Weitere denkbare Anwendungsbereiche sieht Ganninger in der Mess- und Prüftechnik. Gerade bei hochsensiblen Messanwendungen reiche es oft nicht aus, die Auswerte-Software über einen beigestellten PC mit langen Kabelwegen an die Messmodule anzubinden. Zudem biete Standard-Computertechnik auch nicht die richtigen Schnittstellen.

Dort biete es sich dann an, ein entsprechend konfiguriertes COM-Nano-System mit aller erforderlichen Sensorik auszustatten und in eine eventuell freie Nische in der Nähe der Messprozesse zu integrieren. Vor allem im Zuge der Digitalisierung und IoT-Anbindung von Maschinen und Anlagen für Predictive-Maintenance-Zwecke gäbe es hier einen hohen Bedarf.

Und schließlich sieht das Unternehmen gerade wegen der Flexibilität bei der Schnittstellenauslegung auch Anwendungen im rauen Outdoor- und Offroad-Bereich als Zielmarkt an. Denn auf den in den Systemen verwandten Carrierboards ist es viel einfacher, eine Ethernet-Schnittstelle auch mal mit robustem MIL-Stecker auszulegen.

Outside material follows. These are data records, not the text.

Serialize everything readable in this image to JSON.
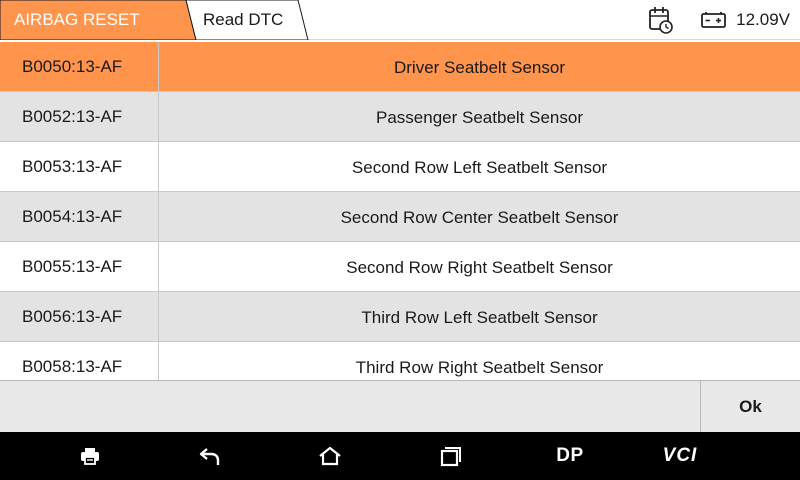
{
  "header": {
    "breadcrumbs": [
      "AIRBAG RESET",
      "Read DTC"
    ],
    "voltage": "12.09V",
    "icons": [
      "calendar-clock-icon",
      "battery-icon"
    ],
    "accent_color": "#ff944d"
  },
  "dtc_list": {
    "selected_index": 0,
    "rows": [
      {
        "code": "B0050:13-AF",
        "description": "Driver Seatbelt Sensor"
      },
      {
        "code": "B0052:13-AF",
        "description": "Passenger Seatbelt Sensor"
      },
      {
        "code": "B0053:13-AF",
        "description": "Second Row Left Seatbelt Sensor"
      },
      {
        "code": "B0054:13-AF",
        "description": "Second Row Center Seatbelt Sensor"
      },
      {
        "code": "B0055:13-AF",
        "description": "Second Row Right Seatbelt Sensor"
      },
      {
        "code": "B0056:13-AF",
        "description": "Third Row Left Seatbelt Sensor"
      },
      {
        "code": "B0058:13-AF",
        "description": "Third Row Right Seatbelt Sensor"
      }
    ]
  },
  "action_bar": {
    "ok_label": "Ok"
  },
  "nav_bar": {
    "items": [
      {
        "name": "print-icon"
      },
      {
        "name": "back-icon"
      },
      {
        "name": "home-icon"
      },
      {
        "name": "recent-apps-icon"
      },
      {
        "label": "DP"
      },
      {
        "label": "VCI"
      }
    ]
  }
}
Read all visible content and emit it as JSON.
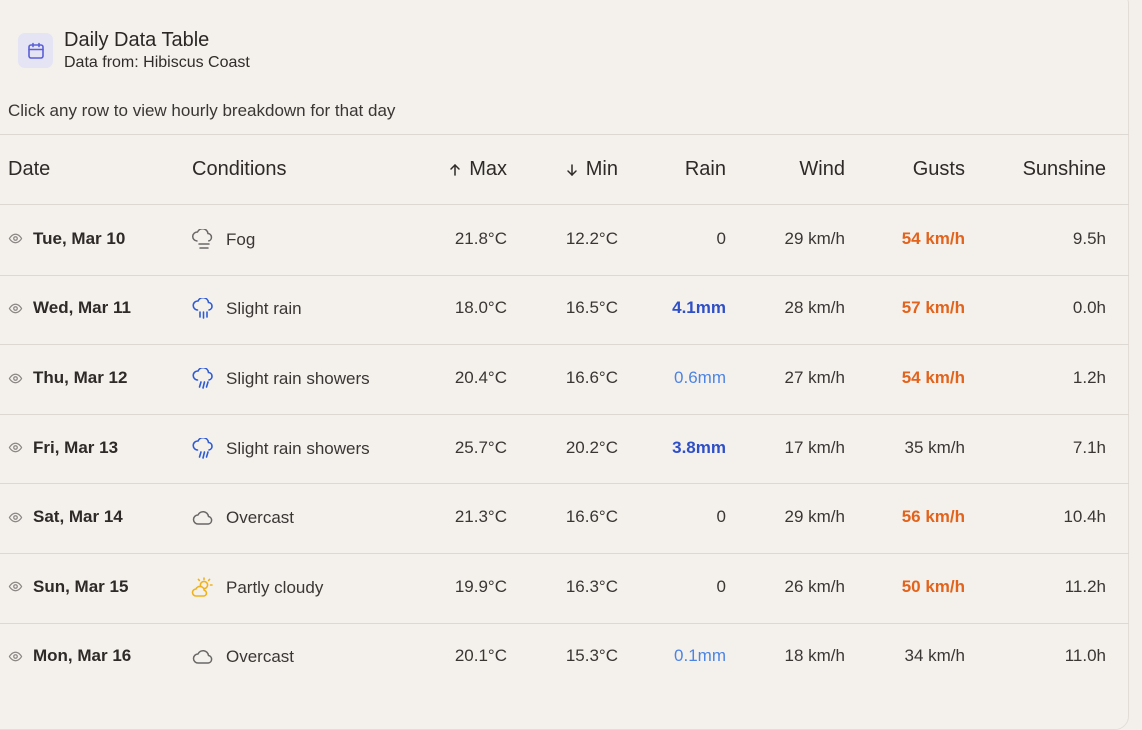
{
  "header": {
    "title": "Daily Data Table",
    "subtitle_prefix": "Data from:",
    "location": "Hibiscus Coast",
    "icon": "calendar-icon",
    "accent": "#5b5fd6"
  },
  "hint": "Click any row to view hourly breakdown for that day",
  "columns": {
    "date": "Date",
    "conditions": "Conditions",
    "max": "Max",
    "min": "Min",
    "rain": "Rain",
    "wind": "Wind",
    "gusts": "Gusts",
    "sunshine": "Sunshine"
  },
  "colors": {
    "rain_heavy": "#2f4fc7",
    "rain_light": "#4c84e3",
    "gust_high": "#e2631c",
    "sun_icon": "#f0b21c"
  },
  "rows": [
    {
      "date": "Tue, Mar 10",
      "icon": "fog-icon",
      "conditions": "Fog",
      "max": "21.8°C",
      "min": "12.2°C",
      "rain": "0",
      "wind": "29 km/h",
      "gusts": "54 km/h",
      "sunshine": "9.5h"
    },
    {
      "date": "Wed, Mar 11",
      "icon": "rain-icon",
      "conditions": "Slight rain",
      "max": "18.0°C",
      "min": "16.5°C",
      "rain": "4.1mm",
      "wind": "28 km/h",
      "gusts": "57 km/h",
      "sunshine": "0.0h"
    },
    {
      "date": "Thu, Mar 12",
      "icon": "rain-showers-icon",
      "conditions": "Slight rain showers",
      "max": "20.4°C",
      "min": "16.6°C",
      "rain": "0.6mm",
      "wind": "27 km/h",
      "gusts": "54 km/h",
      "sunshine": "1.2h"
    },
    {
      "date": "Fri, Mar 13",
      "icon": "rain-showers-icon",
      "conditions": "Slight rain showers",
      "max": "25.7°C",
      "min": "20.2°C",
      "rain": "3.8mm",
      "wind": "17 km/h",
      "gusts": "35 km/h",
      "sunshine": "7.1h"
    },
    {
      "date": "Sat, Mar 14",
      "icon": "cloud-icon",
      "conditions": "Overcast",
      "max": "21.3°C",
      "min": "16.6°C",
      "rain": "0",
      "wind": "29 km/h",
      "gusts": "56 km/h",
      "sunshine": "10.4h"
    },
    {
      "date": "Sun, Mar 15",
      "icon": "partly-cloudy-icon",
      "conditions": "Partly cloudy",
      "max": "19.9°C",
      "min": "16.3°C",
      "rain": "0",
      "wind": "26 km/h",
      "gusts": "50 km/h",
      "sunshine": "11.2h"
    },
    {
      "date": "Mon, Mar 16",
      "icon": "cloud-icon",
      "conditions": "Overcast",
      "max": "20.1°C",
      "min": "15.3°C",
      "rain": "0.1mm",
      "wind": "18 km/h",
      "gusts": "34 km/h",
      "sunshine": "11.0h"
    }
  ]
}
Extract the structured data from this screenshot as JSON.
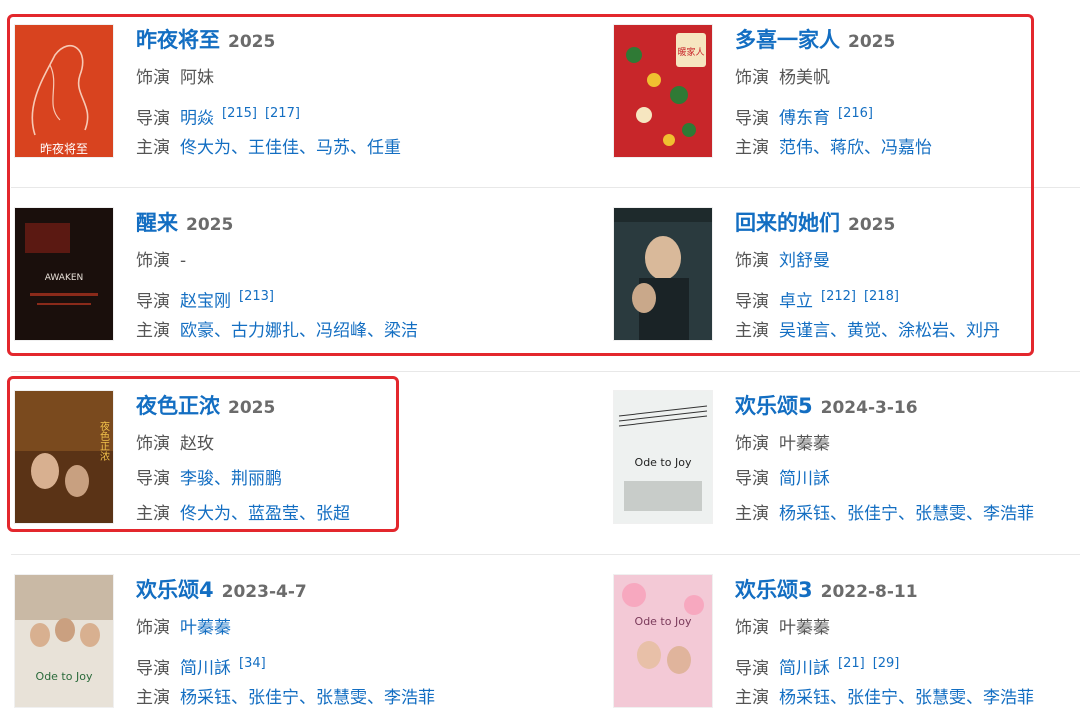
{
  "colors": {
    "link": "#136ec2",
    "muted": "#555555",
    "year": "#6b6b6b",
    "highlight": "#e3272d"
  },
  "labels": {
    "role": "饰演",
    "director": "导演",
    "cast": "主演"
  },
  "works": [
    {
      "title": "昨夜将至",
      "year": "2025",
      "role": "阿妹",
      "role_linked": false,
      "director": "明焱",
      "director_refs": [
        "[215]",
        "[217]"
      ],
      "cast": "佟大为、王佳佳、马苏、任重",
      "poster_text": "昨夜将至"
    },
    {
      "title": "多喜一家人",
      "year": "2025",
      "role": "杨美帆",
      "role_linked": false,
      "director": "傅东育",
      "director_refs": [
        "[216]"
      ],
      "cast": "范伟、蒋欣、冯嘉怡",
      "poster_text": "暖家人"
    },
    {
      "title": "醒来",
      "year": "2025",
      "role": "-",
      "role_linked": false,
      "director": "赵宝刚",
      "director_refs": [
        "[213]"
      ],
      "cast": "欧豪、古力娜扎、冯绍峰、梁洁",
      "poster_text": "AWAKEN"
    },
    {
      "title": "回来的她们",
      "year": "2025",
      "role": "刘舒曼",
      "role_linked": true,
      "director": "卓立",
      "director_refs": [
        "[212]",
        "[218]"
      ],
      "cast": "吴谨言、黄觉、涂松岩、刘丹",
      "poster_text": ""
    },
    {
      "title": "夜色正浓",
      "year": "2025",
      "role": "赵玫",
      "role_linked": false,
      "director": "李骏、荆丽鹏",
      "director_refs": [],
      "cast": "佟大为、蓝盈莹、张超",
      "poster_text": "夜色正浓"
    },
    {
      "title": "欢乐颂5",
      "year": "2024-3-16",
      "role": "叶蓁蓁",
      "role_linked": false,
      "director": "简川訸",
      "director_refs": [],
      "cast": "杨采钰、张佳宁、张慧雯、李浩菲",
      "poster_text": "Ode to Joy"
    },
    {
      "title": "欢乐颂4",
      "year": "2023-4-7",
      "role": "叶蓁蓁",
      "role_linked": true,
      "director": "简川訸",
      "director_refs": [
        "[34]"
      ],
      "cast": "杨采钰、张佳宁、张慧雯、李浩菲",
      "poster_text": "Ode to Joy"
    },
    {
      "title": "欢乐颂3",
      "year": "2022-8-11",
      "role": "叶蓁蓁",
      "role_linked": false,
      "director": "简川訸",
      "director_refs": [
        "[21]",
        "[29]"
      ],
      "cast": "杨采钰、张佳宁、张慧雯、李浩菲",
      "poster_text": "Ode to Joy"
    }
  ]
}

Angepasste COMs und Carrierboads

Die Hardwarebasis auf Boardlevel bildet dabei – ebenso wie das Gehäuse – einen zweiteiligen Ansatz: Die komplexen Kernkomponenten wie CPU, GPU und Arbeitsspeicher sind auf einem COM-Express-Computer-on-Module (COM) integriert, das Nvent Schroff als fertige Zukaufkomponente von Congatec bezieht. Die externen I/Os werden auf einem Carrierboard ausgeführt, das deutlich schneller zu entwickeln ist als ein kompletter SBC mit all seinen Bauelementen.

Auch der Entwicklungsaufwand für die hardwarenahe Software ist überschaubar, da auf dem Carrierboard nur die wirklich benötigten Interfaces und Controller integriert sind und die Treiber aller gängigen I/Os hierzu in aller Regel schon vom Modulhersteller integriert worden sind. Über das Modul erfolgt die bedarfsgerechte Bestückung mit beliebiger Prozessortechnologie.

Das Carrierboard sorgt mit seinem weniger komplexen Design für eine kostengünstige Anpassbarkeit an die Kundenanforderungen. Der Grund liegt unter anderem auch darin, dass Carrierboards von COMs weniger Layer haben müssen als die ungleich komplexeren Einplatinensysteme. Diese Systemarchitektur mit COM und Carrier ist zudem auch über die Jahre des Betriebs wesentlich flexibler – unter anderem, weil über einen Modultausch die Prozessorleistung leicht skaliert oder aktualisiert werden kann. Dies ohne eine Änderung des I/O-Hardware-Designs, sodass die bestehenden Investitionen in ein individuelles I/O-Layout langfristig gesichert bleiben.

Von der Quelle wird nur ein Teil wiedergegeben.